E.g. we know that a lot of Shakespearean metaphor was derived from his knowledge of the Bible. This has been generally true of the English language, even in completely secular and vernacular usage (cf. good samaritan, devil’s due, damned something etc).
Are English-speakers cut off from the Anglo-Saxon legends etc? Maybe a little. Their culture is not as suffused by Germanic/Norse myth as say an Icelander’s is. But it is not devoid of it either. Some of the biggest cultural successes of the 20c English language are the Lord of the Rings and Harry Potter universes – both deriving heavily from Old Saxon and Norse myth and metaphor.
I see no reason why Urdu culture cannot be like that. Of course, what limits creativity of the Urdu poets and playwrights is not the richness (or lack thereof) of the source material they can draw from, but the limits on what they can/cannot say freely in the societies they inhabit. So long as South Asia is afflicted by gutter liberalism, the cultural output will remain limited.
By the time if Shakespeare , pre Christian heritage was buried 6 feet deep. By 19th century Romantic movement laid claims on that heritage especially in Germany where Wagner operas based on Norse mythology was popular. With Britain unofficially post Christian, more pagan themes have been taken up.
I do agree that Urdu has to “claim back” it’s Hindu heritage but it’s hard to do that when all the Brahmins & Banias fled it in the 19th century.
Even for myself it is easier to draw upon the symbology Mecca than Veda.
You are over-making your point. Much of Shakespeare’s subject material included pre-Christian Romans and also some Scandinavian, Scottish sagas (Hamlet, Macbeth etc) with non-Christian themes (witchcraft etc).
Also the whole dies of interpretation is that people pick the gamut of sources.
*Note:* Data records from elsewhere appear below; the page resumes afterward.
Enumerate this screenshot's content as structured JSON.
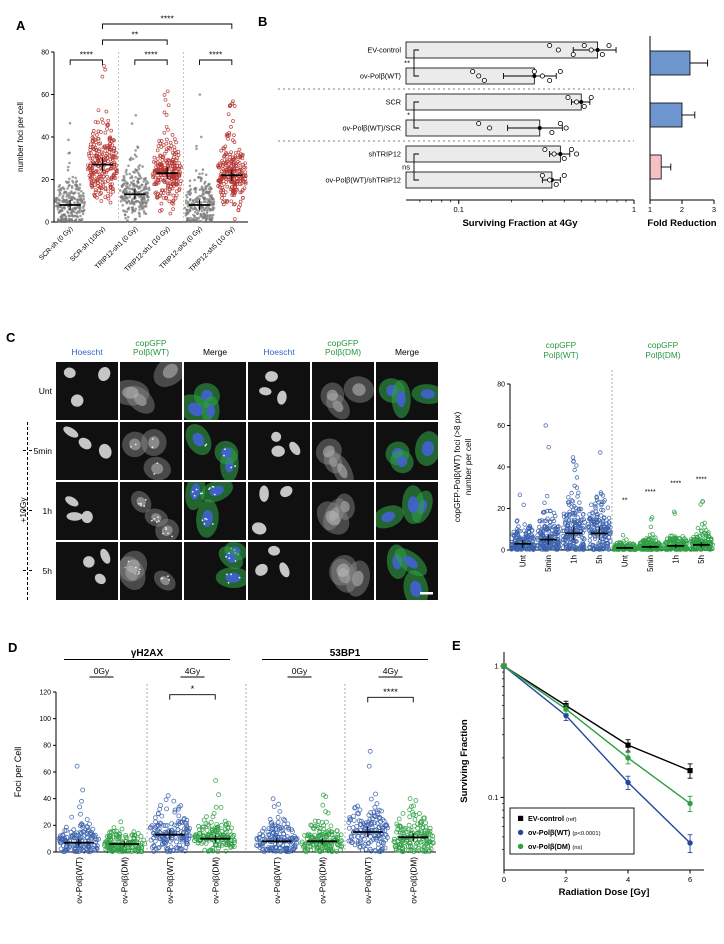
{
  "panel_a": {
    "letter": "A",
    "chart_data": {
      "type": "scatter",
      "ylabel": "number foci per cell",
      "ylim": [
        0,
        80
      ],
      "yticks": [
        0,
        20,
        40,
        60,
        80
      ],
      "point_colors": {
        "untreated": "#7a7a7a",
        "irradiated": "#b63532"
      },
      "categories": [
        {
          "label": "SCR-sh (0 Gy)",
          "group": "untreated",
          "median": 8,
          "spread": 6,
          "max": 62,
          "n": 240
        },
        {
          "label": "SCR-sh (10Gy)",
          "group": "irradiated",
          "median": 27,
          "spread": 8,
          "max": 76,
          "n": 240
        },
        {
          "label": "TRIP12-sh1 (0 Gy)",
          "group": "untreated",
          "median": 13,
          "spread": 6,
          "max": 56,
          "n": 240
        },
        {
          "label": "TRIP12-sh1 (10 Gy)",
          "group": "irradiated",
          "median": 23,
          "spread": 7,
          "max": 62,
          "n": 240
        },
        {
          "label": "TRIP12-sh5 (0 Gy)",
          "group": "untreated",
          "median": 8,
          "spread": 6,
          "max": 60,
          "n": 240
        },
        {
          "label": "TRIP12-sh5 (10 Gy)",
          "group": "irradiated",
          "median": 22,
          "spread": 7,
          "max": 58,
          "n": 240
        }
      ],
      "significance": [
        {
          "from": 0,
          "to": 1,
          "label": "****",
          "level": 0
        },
        {
          "from": 2,
          "to": 3,
          "label": "****",
          "level": 0
        },
        {
          "from": 4,
          "to": 5,
          "label": "****",
          "level": 0
        },
        {
          "from": 1,
          "to": 3,
          "label": "**",
          "level": 1
        },
        {
          "from": 1,
          "to": 5,
          "label": "****",
          "level": 2
        }
      ]
    }
  },
  "panel_b": {
    "letter": "B",
    "chart_data": [
      {
        "type": "bar",
        "xlabel": "Surviving Fraction at 4Gy",
        "xscale": "log",
        "xlim": [
          0.05,
          1
        ],
        "xticks": [
          0.1,
          1
        ],
        "bar_fill": "#ebebeb",
        "rows": [
          {
            "label": "EV-control",
            "mean": 0.62,
            "sem": 0.17,
            "points": [
              0.33,
              0.37,
              0.45,
              0.52,
              0.57,
              0.66,
              0.72
            ]
          },
          {
            "label": "ov-Polβ(WT)",
            "mean": 0.27,
            "sem": 0.09,
            "points": [
              0.12,
              0.13,
              0.14,
              0.27,
              0.3,
              0.33,
              0.38
            ]
          },
          {
            "label": "SCR",
            "mean": 0.5,
            "sem": 0.06,
            "points": [
              0.42,
              0.47,
              0.52,
              0.57
            ]
          },
          {
            "label": "ov-Polβ(WT)/SCR",
            "mean": 0.29,
            "sem": 0.1,
            "points": [
              0.13,
              0.15,
              0.34,
              0.38,
              0.41
            ]
          },
          {
            "label": "shTRIP12",
            "mean": 0.38,
            "sem": 0.05,
            "points": [
              0.31,
              0.35,
              0.4,
              0.44,
              0.47
            ]
          },
          {
            "label": "ov-Polβ(WT)/shTRIP12",
            "mean": 0.34,
            "sem": 0.04,
            "points": [
              0.3,
              0.33,
              0.36,
              0.4
            ]
          }
        ],
        "significance": [
          {
            "rows": [
              0,
              1
            ],
            "label": "**"
          },
          {
            "rows": [
              2,
              3
            ],
            "label": "*"
          },
          {
            "rows": [
              4,
              5
            ],
            "label": "ns"
          }
        ]
      },
      {
        "type": "bar",
        "xlabel": "Fold Reduction",
        "xlim": [
          1,
          3
        ],
        "xticks": [
          1,
          2,
          3
        ],
        "bars": [
          {
            "value": 2.25,
            "error": 0.55,
            "color": "#6f95ce"
          },
          {
            "value": 2.0,
            "error": 0.4,
            "color": "#6f95ce"
          },
          {
            "value": 1.35,
            "error": 0.3,
            "color": "#f5c1c4"
          }
        ]
      }
    ]
  },
  "panel_c": {
    "letter": "C",
    "microscopy": {
      "col_headers": [
        {
          "line1": "Hoescht",
          "line2": "",
          "color": "#3a62c9"
        },
        {
          "line1": "copGFP",
          "line2": "Polβ(WT)",
          "color": "#27963f"
        },
        {
          "line1": "Merge",
          "line2": "",
          "color": "#000000"
        },
        {
          "line1": "Hoescht",
          "line2": "",
          "color": "#3a62c9"
        },
        {
          "line1": "copGFP",
          "line2": "Polβ(DM)",
          "color": "#27963f"
        },
        {
          "line1": "Merge",
          "line2": "",
          "color": "#000000"
        }
      ],
      "row_labels": [
        "Unt",
        "5min",
        "1h",
        "5h"
      ],
      "treatment_label": "+10Gy",
      "scale_bar": true
    },
    "chart_data": {
      "type": "scatter",
      "ylabel_line1": "copGFP-Polβ(WT) foci (>8 px)",
      "ylabel_line2": "number per cell",
      "ylim": [
        0,
        80
      ],
      "yticks": [
        0,
        20,
        40,
        60,
        80
      ],
      "group_headers": [
        {
          "line1": "copGFP",
          "line2": "Polβ(WT)",
          "color": "#27963f"
        },
        {
          "line1": "copGFP",
          "line2": "Polβ(DM)",
          "color": "#27963f"
        }
      ],
      "categories": [
        {
          "label": "Unt",
          "color": "#3c63ad",
          "median": 3,
          "spread": 5,
          "max": 45,
          "n": 160
        },
        {
          "label": "5min",
          "color": "#3c63ad",
          "median": 5,
          "spread": 6,
          "max": 62,
          "n": 170
        },
        {
          "label": "1h",
          "color": "#3c63ad",
          "median": 8,
          "spread": 8,
          "max": 70,
          "n": 180
        },
        {
          "label": "5h",
          "color": "#3c63ad",
          "median": 8,
          "spread": 8,
          "max": 66,
          "n": 170
        },
        {
          "label": "Unt",
          "color": "#2e9e44",
          "median": 1,
          "spread": 1.6,
          "max": 14,
          "n": 130,
          "sig": "**"
        },
        {
          "label": "5min",
          "color": "#2e9e44",
          "median": 1.5,
          "spread": 2,
          "max": 18,
          "n": 130,
          "sig": "****"
        },
        {
          "label": "1h",
          "color": "#2e9e44",
          "median": 2,
          "spread": 2.6,
          "max": 22,
          "n": 130,
          "sig": "****"
        },
        {
          "label": "5h",
          "color": "#2e9e44",
          "median": 2.5,
          "spread": 3,
          "max": 24,
          "n": 130,
          "sig": "****"
        }
      ]
    }
  },
  "panel_d": {
    "letter": "D",
    "chart_data": {
      "type": "scatter",
      "ylabel": "Foci per Cell",
      "ylim": [
        0,
        120
      ],
      "yticks": [
        0,
        20,
        40,
        60,
        80,
        100,
        120
      ],
      "marker_headers": [
        {
          "label": "γH2AX"
        },
        {
          "label": "53BP1"
        }
      ],
      "dose_headers": [
        "0Gy",
        "4Gy",
        "0Gy",
        "4Gy"
      ],
      "categories": [
        {
          "label": "ov-Polβ(WT)",
          "color": "#3c63ad",
          "median": 7,
          "spread": 6,
          "max": 82,
          "n": 150
        },
        {
          "label": "ov-Polβ(DM)",
          "color": "#2e9e44",
          "median": 6,
          "spread": 5,
          "max": 45,
          "n": 150
        },
        {
          "label": "ov-Polβ(WT)",
          "color": "#3c63ad",
          "median": 13,
          "spread": 9,
          "max": 110,
          "n": 150
        },
        {
          "label": "ov-Polβ(DM)",
          "color": "#2e9e44",
          "median": 10,
          "spread": 7,
          "max": 62,
          "n": 150
        },
        {
          "label": "ov-Polβ(WT)",
          "color": "#3c63ad",
          "median": 8,
          "spread": 6,
          "max": 42,
          "n": 150
        },
        {
          "label": "ov-Polβ(DM)",
          "color": "#2e9e44",
          "median": 8,
          "spread": 6,
          "max": 46,
          "n": 150
        },
        {
          "label": "ov-Polβ(WT)",
          "color": "#3c63ad",
          "median": 15,
          "spread": 10,
          "max": 108,
          "n": 150
        },
        {
          "label": "ov-Polβ(DM)",
          "color": "#2e9e44",
          "median": 11,
          "spread": 8,
          "max": 68,
          "n": 150
        }
      ],
      "significance": [
        {
          "from": 2,
          "to": 3,
          "label": "*"
        },
        {
          "from": 6,
          "to": 7,
          "label": "****"
        }
      ]
    }
  },
  "panel_e": {
    "letter": "E",
    "chart_data": {
      "type": "line",
      "xlabel": "Radiation Dose [Gy]",
      "ylabel": "Surviving Fraction",
      "x": [
        0,
        2,
        4,
        6
      ],
      "xticks": [
        0,
        2,
        4,
        6
      ],
      "yscale": "log",
      "ylim": [
        0.03,
        1.2
      ],
      "yticks": [
        0.1,
        1
      ],
      "series": [
        {
          "name": "EV-control",
          "note": "(ref)",
          "color": "#000000",
          "marker": "square",
          "values": [
            1,
            0.5,
            0.25,
            0.16
          ],
          "errors": [
            0,
            0.04,
            0.025,
            0.02
          ]
        },
        {
          "name": "ov-Polβ(WT)",
          "note": "(p<0.0001)",
          "color": "#24479c",
          "marker": "circle",
          "values": [
            1,
            0.42,
            0.13,
            0.045
          ],
          "errors": [
            0,
            0.035,
            0.015,
            0.007
          ]
        },
        {
          "name": "ov-Polβ(DM)",
          "note": "(ns)",
          "color": "#2e9e44",
          "marker": "circle",
          "values": [
            1,
            0.47,
            0.2,
            0.09
          ],
          "errors": [
            0,
            0.035,
            0.02,
            0.012
          ]
        }
      ],
      "legend_position": "bottom-left"
    }
  }
}
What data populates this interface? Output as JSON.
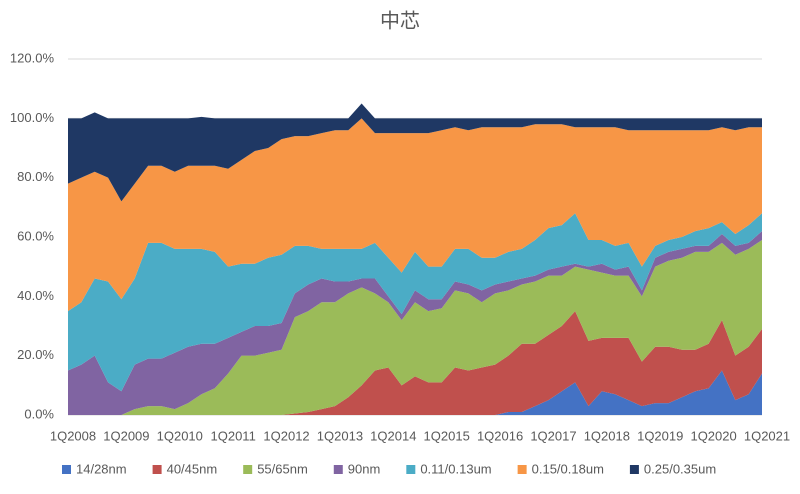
{
  "chart_data": {
    "type": "stacked_area",
    "title": "中芯",
    "categories": [
      "1Q2008",
      null,
      null,
      null,
      "1Q2009",
      null,
      null,
      null,
      "1Q2010",
      null,
      null,
      null,
      "1Q2011",
      null,
      null,
      null,
      "1Q2012",
      null,
      null,
      null,
      "1Q2013",
      null,
      null,
      null,
      "1Q2014",
      null,
      null,
      null,
      "1Q2015",
      null,
      null,
      null,
      "1Q2016",
      null,
      null,
      null,
      "1Q2017",
      null,
      null,
      null,
      "1Q2018",
      null,
      null,
      null,
      "1Q2019",
      null,
      null,
      null,
      "1Q2020",
      null,
      null,
      null,
      "1Q2021"
    ],
    "ylim": [
      0,
      120
    ],
    "yticks": [
      {
        "value": 0,
        "label": "0.0%"
      },
      {
        "value": 20,
        "label": "20.0%"
      },
      {
        "value": 40,
        "label": "40.0%"
      },
      {
        "value": 60,
        "label": "60.0%"
      },
      {
        "value": 80,
        "label": "80.0%"
      },
      {
        "value": 100,
        "label": "100.0%"
      },
      {
        "value": 120,
        "label": "120.0%"
      }
    ],
    "grid": true,
    "series": [
      {
        "name": "14/28nm",
        "color": "#4472c4",
        "values": [
          0,
          0,
          0,
          0,
          0,
          0,
          0,
          0,
          0,
          0,
          0,
          0,
          0,
          0,
          0,
          0,
          0,
          0,
          0,
          0,
          0,
          0,
          0,
          0,
          0,
          0,
          0,
          0,
          0,
          0,
          0,
          0,
          0,
          1,
          1,
          3,
          5,
          8,
          11,
          3,
          8,
          7,
          5,
          3,
          4,
          4,
          6,
          8,
          9,
          15,
          5,
          7,
          14
        ]
      },
      {
        "name": "40/45nm",
        "color": "#c0504d",
        "values": [
          0,
          0,
          0,
          0,
          0,
          0,
          0,
          0,
          0,
          0,
          0,
          0,
          0,
          0,
          0,
          0,
          0,
          0.5,
          1,
          2,
          3,
          6,
          10,
          15,
          16,
          10,
          13,
          11,
          11,
          16,
          15,
          16,
          17,
          19,
          23,
          21,
          22,
          22,
          24,
          22,
          18,
          19,
          21,
          15,
          19,
          19,
          16,
          14,
          15,
          17,
          15,
          16,
          15
        ]
      },
      {
        "name": "55/65nm",
        "color": "#9bbb59",
        "values": [
          0,
          0,
          0,
          0,
          0,
          2,
          3,
          3,
          2,
          4,
          7,
          9,
          14,
          20,
          20,
          21,
          22,
          32.5,
          34,
          36,
          35,
          35,
          33,
          26,
          22,
          22,
          25,
          24,
          25,
          26,
          26,
          22,
          24,
          22,
          20,
          21,
          20,
          17,
          15,
          24,
          22,
          21,
          21,
          22,
          27,
          29,
          31,
          33,
          31,
          26,
          34,
          33,
          30
        ]
      },
      {
        "name": "90nm",
        "color": "#8064a2",
        "values": [
          15,
          17,
          20,
          11,
          8,
          15,
          16,
          16,
          19,
          19,
          17,
          15,
          12,
          8,
          10,
          9,
          9,
          8,
          9,
          8,
          7,
          4,
          3,
          5,
          2,
          2,
          4,
          4,
          3,
          3,
          3,
          4,
          3,
          3,
          2,
          2,
          2,
          3,
          1,
          1,
          3,
          2,
          3,
          2,
          3,
          3,
          3,
          2,
          2,
          3,
          3,
          2,
          3
        ]
      },
      {
        "name": "0.11/0.13um",
        "color": "#4bacc6",
        "values": [
          20,
          21,
          26,
          34,
          31,
          29,
          39,
          39,
          35,
          33,
          32,
          31,
          24,
          23,
          21,
          23,
          23,
          16,
          13,
          10,
          11,
          11,
          10,
          12,
          13,
          14,
          13,
          11,
          11,
          11,
          12,
          11,
          9,
          10,
          10,
          12,
          14,
          14,
          17,
          9,
          8,
          8,
          8,
          8,
          4,
          4,
          4,
          5,
          6,
          4,
          4,
          6,
          6
        ]
      },
      {
        "name": "0.15/0.18um",
        "color": "#f79646",
        "values": [
          43,
          42,
          36,
          35,
          33,
          32,
          26,
          26,
          26,
          28,
          28,
          29,
          33,
          35,
          38,
          37,
          39,
          37,
          37,
          39,
          40,
          40,
          44,
          37,
          42,
          47,
          40,
          45,
          46,
          41,
          40,
          44,
          44,
          42,
          41,
          39,
          35,
          34,
          29,
          38,
          38,
          40,
          38,
          46,
          39,
          37,
          36,
          34,
          33,
          32,
          35,
          33,
          29
        ]
      },
      {
        "name": "0.25/0.35um",
        "color": "#1f3864",
        "values": [
          22,
          20,
          20,
          20,
          28,
          22,
          16,
          16,
          18,
          16,
          16.5,
          16,
          17,
          14,
          11,
          10,
          7,
          6,
          6,
          5,
          4,
          4,
          5,
          5,
          5,
          5,
          5,
          5,
          4,
          3,
          4,
          3,
          3,
          3,
          3,
          2,
          2,
          2,
          3,
          3,
          3,
          3,
          4,
          4,
          4,
          4,
          4,
          4,
          4,
          3,
          4,
          3,
          3
        ]
      }
    ]
  }
}
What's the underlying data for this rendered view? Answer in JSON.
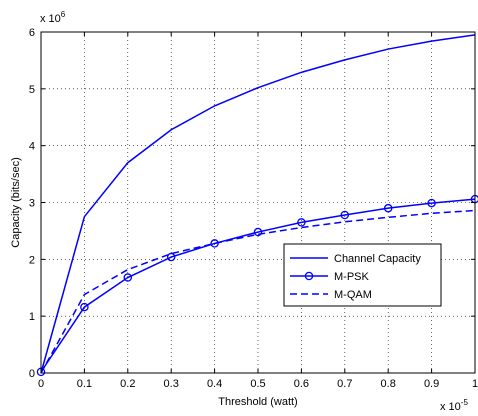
{
  "chart_data": {
    "type": "line",
    "xlabel": "Threshold (watt)",
    "ylabel": "Capacity (bits/sec)",
    "x_multiplier_label": "x 10",
    "x_multiplier_exp": "-5",
    "y_multiplier_label": "x 10",
    "y_multiplier_exp": "6",
    "xlim": [
      0,
      1
    ],
    "ylim": [
      0,
      6
    ],
    "x_ticks": [
      "0",
      "0.1",
      "0.2",
      "0.3",
      "0.4",
      "0.5",
      "0.6",
      "0.7",
      "0.8",
      "0.9",
      "1"
    ],
    "y_ticks": [
      "0",
      "1",
      "2",
      "3",
      "4",
      "5",
      "6"
    ],
    "grid": true,
    "legend_position": "lower-right",
    "x": [
      0,
      0.1,
      0.2,
      0.3,
      0.4,
      0.5,
      0.6,
      0.7,
      0.8,
      0.9,
      1.0
    ],
    "series": [
      {
        "name": "Channel Capacity",
        "style": "solid",
        "marker": "none",
        "color": "#0000ff",
        "values": [
          0,
          2.75,
          3.7,
          4.28,
          4.7,
          5.02,
          5.29,
          5.51,
          5.7,
          5.84,
          5.95
        ]
      },
      {
        "name": "M-PSK",
        "style": "solid",
        "marker": "circle",
        "color": "#0000ff",
        "values": [
          0.02,
          1.16,
          1.68,
          2.04,
          2.28,
          2.48,
          2.65,
          2.78,
          2.9,
          2.99,
          3.06
        ]
      },
      {
        "name": "M-QAM",
        "style": "dashed",
        "marker": "none",
        "color": "#0000ff",
        "values": [
          0,
          1.38,
          1.82,
          2.1,
          2.28,
          2.44,
          2.56,
          2.66,
          2.74,
          2.81,
          2.86
        ]
      }
    ]
  }
}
There is an argument that Persian & Urdu cinema goes deeper to circumvent societal restrictions.
I do think, as in all things, there is a golden mean between liberty and creativity.
At what level does one become decadent..
I think such golden means are chimeras. Human creativity is unbounded.
Decadence is a moral problem, i.e. being creative in a field which should be of lower priority.
There is no fixed “level” at which one becomes decadent; the level shifts as our moral philosophy improves. That is, as we understand moral choices better. And better morality itself is a function of freedom to know and criticize existing traditions and dogma.
So, paradoxically (or not) even to know if you are being decadent you need the liberty for being decadent.